My deployment setup (Part 1)
The details of the system infrastructure of this website
Ever since I was a kid, I dreamt of having a personal website. I am not really sure why; I certainly did not know what would I put there, let alone how to build one. But the concept of having your own little corner in this upcoming-but-huge Internet thingie seemed cute enough for me.
As I grew older, I learned about making a website: all the nitty-gritty details of HTML, CSS (JavaScript, on the other hand, wasn’t really a part of my formal education - for better or for worse), computer networks, TCP/IP, HTTP(S) etc. I made them in various technologies at various stages of my education for various classes. I even (sort of) learned a thing or two about me, my, virtues and flaws, likes and dislikes, and most importantly what I would put up on my website.
However, no one ever really taught me how to deploy one. Ever. So I had to learn to do it by myself. I consider this a letter to the younger me, a lecture of sorts guided to teaching a young me. And, if you read this entire post, you may learn as well!1
The server
An obvious prerequisite is the server machine, a big computer running a serving process which talks HTTP, runs programs and returns their outputs to the sender. Those programs can be as different as it gets: they can as simple as reading a file and returning the contents verbatim, or as complicated as crunching several gigabytes of data and generating the structured output. However, you still need the machine.
Although your computer can in theory be such a machine, that’s seldom a good idea. You would have to keep your computer on all the time2, always attached to the internet, publicly available on a specific IP address and a TCP port, and always have some of your resources spent on the server process. Luckily, renting someone else’s computer for the exact purpose of spinning up a website is a thing - it’s called web hosting. Since that business is here for decades, there is an entire spectrum of possibilities. You could rent a bare server and doing everything by hand, or you could rent an almost entirely managed solution in which all you provide is the text and the service does the rest. There are tradeoffs, however: with fully managed solutions, you get that specific use case and nothing else, but a server instance gives you an opportunity to do other things. Since I had more plans, I decided to go with my own instance.

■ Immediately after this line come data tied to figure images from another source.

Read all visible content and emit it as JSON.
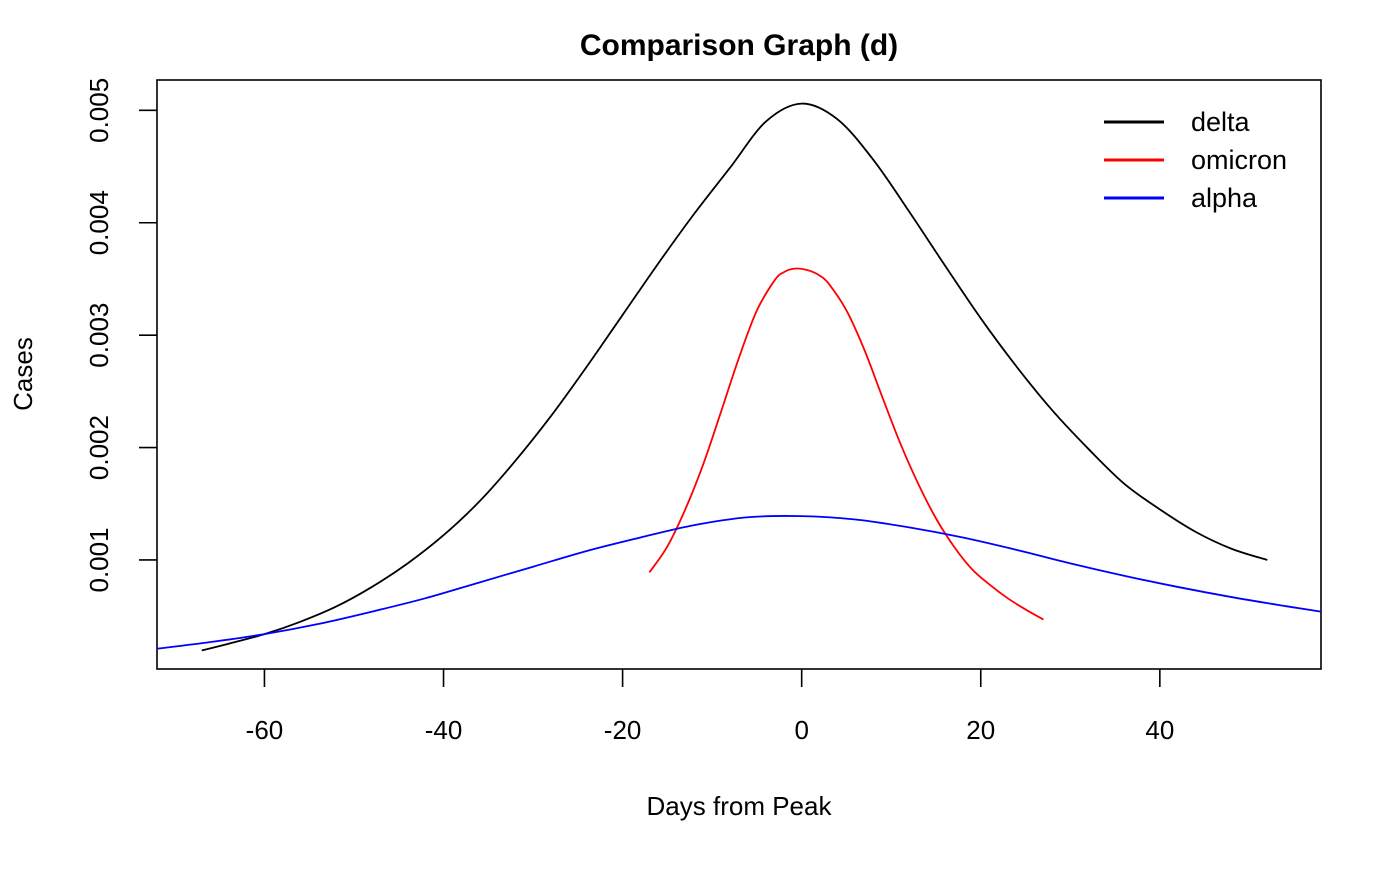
{
  "chart_data": {
    "type": "line",
    "title": "Comparison Graph (d)",
    "xlabel": "Days from Peak",
    "ylabel": "Cases",
    "xlim": [
      -72,
      58
    ],
    "ylim": [
      3e-05,
      0.00527
    ],
    "x_ticks": [
      -60,
      -40,
      -20,
      0,
      20,
      40
    ],
    "x_tick_labels": [
      "-60",
      "-40",
      "-20",
      "0",
      "20",
      "40"
    ],
    "y_ticks": [
      0.001,
      0.002,
      0.003,
      0.004,
      0.005
    ],
    "y_tick_labels": [
      "0.001",
      "0.002",
      "0.003",
      "0.004",
      "0.005"
    ],
    "grid": false,
    "legend_position": "top-right",
    "series": [
      {
        "name": "delta",
        "color": "#000000",
        "x": [
          -67,
          -64,
          -60,
          -56,
          -52,
          -48,
          -44,
          -40,
          -36,
          -32,
          -28,
          -24,
          -20,
          -16,
          -12,
          -8,
          -4,
          0,
          4,
          8,
          12,
          16,
          20,
          24,
          28,
          32,
          36,
          40,
          44,
          48,
          52
        ],
        "y": [
          0.000195,
          0.000255,
          0.00034,
          0.00045,
          0.000585,
          0.00076,
          0.00097,
          0.00122,
          0.00152,
          0.00188,
          0.00228,
          0.00272,
          0.00318,
          0.00364,
          0.00408,
          0.00449,
          0.0049,
          0.00506,
          0.00492,
          0.00456,
          0.0041,
          0.00362,
          0.00315,
          0.00272,
          0.00233,
          0.00199,
          0.00168,
          0.00145,
          0.00125,
          0.0011,
          0.001
        ]
      },
      {
        "name": "omicron",
        "color": "#ff0000",
        "x": [
          -17,
          -15,
          -13,
          -11,
          -9,
          -7,
          -5,
          -3,
          -2,
          -1,
          0,
          1,
          2,
          3,
          5,
          7,
          9,
          11,
          13,
          15,
          17,
          19,
          21,
          23,
          25,
          27
        ],
        "y": [
          0.00089,
          0.00112,
          0.00145,
          0.00185,
          0.00232,
          0.0028,
          0.00322,
          0.00349,
          0.00356,
          0.00359,
          0.00359,
          0.00357,
          0.00353,
          0.00346,
          0.00322,
          0.00287,
          0.00245,
          0.00204,
          0.00168,
          0.00137,
          0.00112,
          0.00092,
          0.00078,
          0.00066,
          0.00056,
          0.00047
        ]
      },
      {
        "name": "alpha",
        "color": "#0000ff",
        "x": [
          -72,
          -66,
          -60,
          -54,
          -48,
          -42,
          -36,
          -30,
          -24,
          -18,
          -12,
          -6,
          0,
          6,
          12,
          18,
          24,
          30,
          36,
          42,
          48,
          54,
          58
        ],
        "y": [
          0.00021,
          0.00027,
          0.00034,
          0.00043,
          0.00054,
          0.00066,
          0.0008,
          0.00094,
          0.00108,
          0.0012,
          0.00131,
          0.00138,
          0.00139,
          0.00136,
          0.00129,
          0.0012,
          0.00109,
          0.00097,
          0.00086,
          0.00076,
          0.00067,
          0.00059,
          0.00054
        ]
      }
    ]
  }
}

There is a lot of computing instance providers out there in the wild. One can choose between them on the basis of popularity, uptime, distance from your location etc. I chose on the basis of price . By far, the cheapest server provider I found was Hetzner. Running an instance there literally costs me two coffees monthly.

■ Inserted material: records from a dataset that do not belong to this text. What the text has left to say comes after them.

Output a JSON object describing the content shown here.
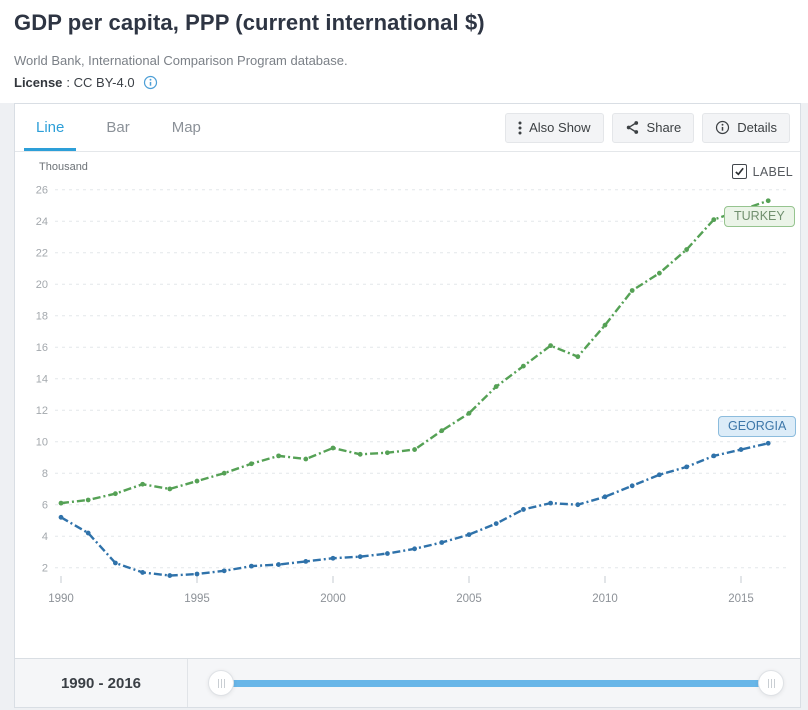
{
  "header": {
    "title": "GDP per capita, PPP (current international $)",
    "source": "World Bank, International Comparison Program database.",
    "license_label": "License",
    "license_value": ": CC BY-4.0"
  },
  "toolbar": {
    "tabs": [
      {
        "label": "Line",
        "active": true
      },
      {
        "label": "Bar",
        "active": false
      },
      {
        "label": "Map",
        "active": false
      }
    ],
    "buttons": [
      {
        "label": "Also Show",
        "icon": "ellipsis-v-icon"
      },
      {
        "label": "Share",
        "icon": "share-icon"
      },
      {
        "label": "Details",
        "icon": "info-icon"
      }
    ]
  },
  "chart": {
    "unit_label": "Thousand",
    "label_toggle": {
      "label": "LABEL",
      "checked": true
    },
    "series_labels": {
      "turkey": "TURKEY",
      "georgia": "GEORGIA"
    }
  },
  "chart_data": {
    "type": "line",
    "title": "GDP per capita, PPP (current international $)",
    "ylabel": "Thousand",
    "x": [
      1990,
      1991,
      1992,
      1993,
      1994,
      1995,
      1996,
      1997,
      1998,
      1999,
      2000,
      2001,
      2002,
      2003,
      2004,
      2005,
      2006,
      2007,
      2008,
      2009,
      2010,
      2011,
      2012,
      2013,
      2014,
      2015,
      2016
    ],
    "series": [
      {
        "name": "TURKEY",
        "color": "#55a155",
        "values": [
          6.1,
          6.3,
          6.7,
          7.3,
          7.0,
          7.5,
          8.0,
          8.6,
          9.1,
          8.9,
          9.6,
          9.2,
          9.3,
          9.5,
          10.7,
          11.8,
          13.5,
          14.8,
          16.1,
          15.4,
          17.4,
          19.6,
          20.7,
          22.2,
          24.1,
          24.7,
          25.3
        ]
      },
      {
        "name": "GEORGIA",
        "color": "#2f72aa",
        "values": [
          5.2,
          4.2,
          2.3,
          1.7,
          1.5,
          1.6,
          1.8,
          2.1,
          2.2,
          2.4,
          2.6,
          2.7,
          2.9,
          3.2,
          3.6,
          4.1,
          4.8,
          5.7,
          6.1,
          6.0,
          6.5,
          7.2,
          7.9,
          8.4,
          9.1,
          9.5,
          9.9
        ]
      }
    ],
    "yticks": [
      2,
      4,
      6,
      8,
      10,
      12,
      14,
      16,
      18,
      20,
      22,
      24,
      26
    ],
    "xticks": [
      1990,
      1995,
      2000,
      2005,
      2010,
      2015
    ],
    "ylim": [
      0,
      27
    ],
    "xlim": [
      1990,
      2016
    ],
    "grid": "horizontal-dashed",
    "legend_position": "inline-labels",
    "line_style": "dash-dot-with-markers"
  },
  "range_slider": {
    "label": "1990 - 2016",
    "min": 1990,
    "max": 2016,
    "track_color": "#68b6e8"
  }
}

After registration, I selected the cheapest option, put latest (at a time) Ubuntu and… that was it. Really.
The domain
Before I make my webpage, it would be great to have a domain. A domain is a string that takes you to a dedicated IP address. That mapping is stored by IANA and retrieved using DNS protocol. Domain names cost money, though. msmetko.com
cost tens of € which was too much for my student budget. msmetko.xyz
, on the other hand, cost like 2€ for a year, which was acceptable 3. Cheap domain names can be bought at https://namecheap.com (this is whatever opposite of “false advertising” is). The procedure was also quite easy, once you register, you can choose the domain name, and when you input payment data and click Buy!
you now own your domain.
Pointing the domain name to the IP address
Just buying the domain name won’t magically make the internet send the traffic to the server instance. You must create a mapping that says “msmetko.xyz
points to 157.90.253.79
”. This mapping is called and A-record. The A-records are managed in Namecheap domain settings. When you change these settings, Namecheap propagates them to the entirety of Internet (although asynchonously). DNS servers learn about a particular msmetko.xyz
ata certain IP adress, so the next time someone tries to visit that domain, they can answer with a correct IP address.
That’s it for the first part, the infrastructure around having a website. Now the requests can hit my server, but nothing waiting there for them. In the next part I’ll cover the deployment of my website, this blog, and other services.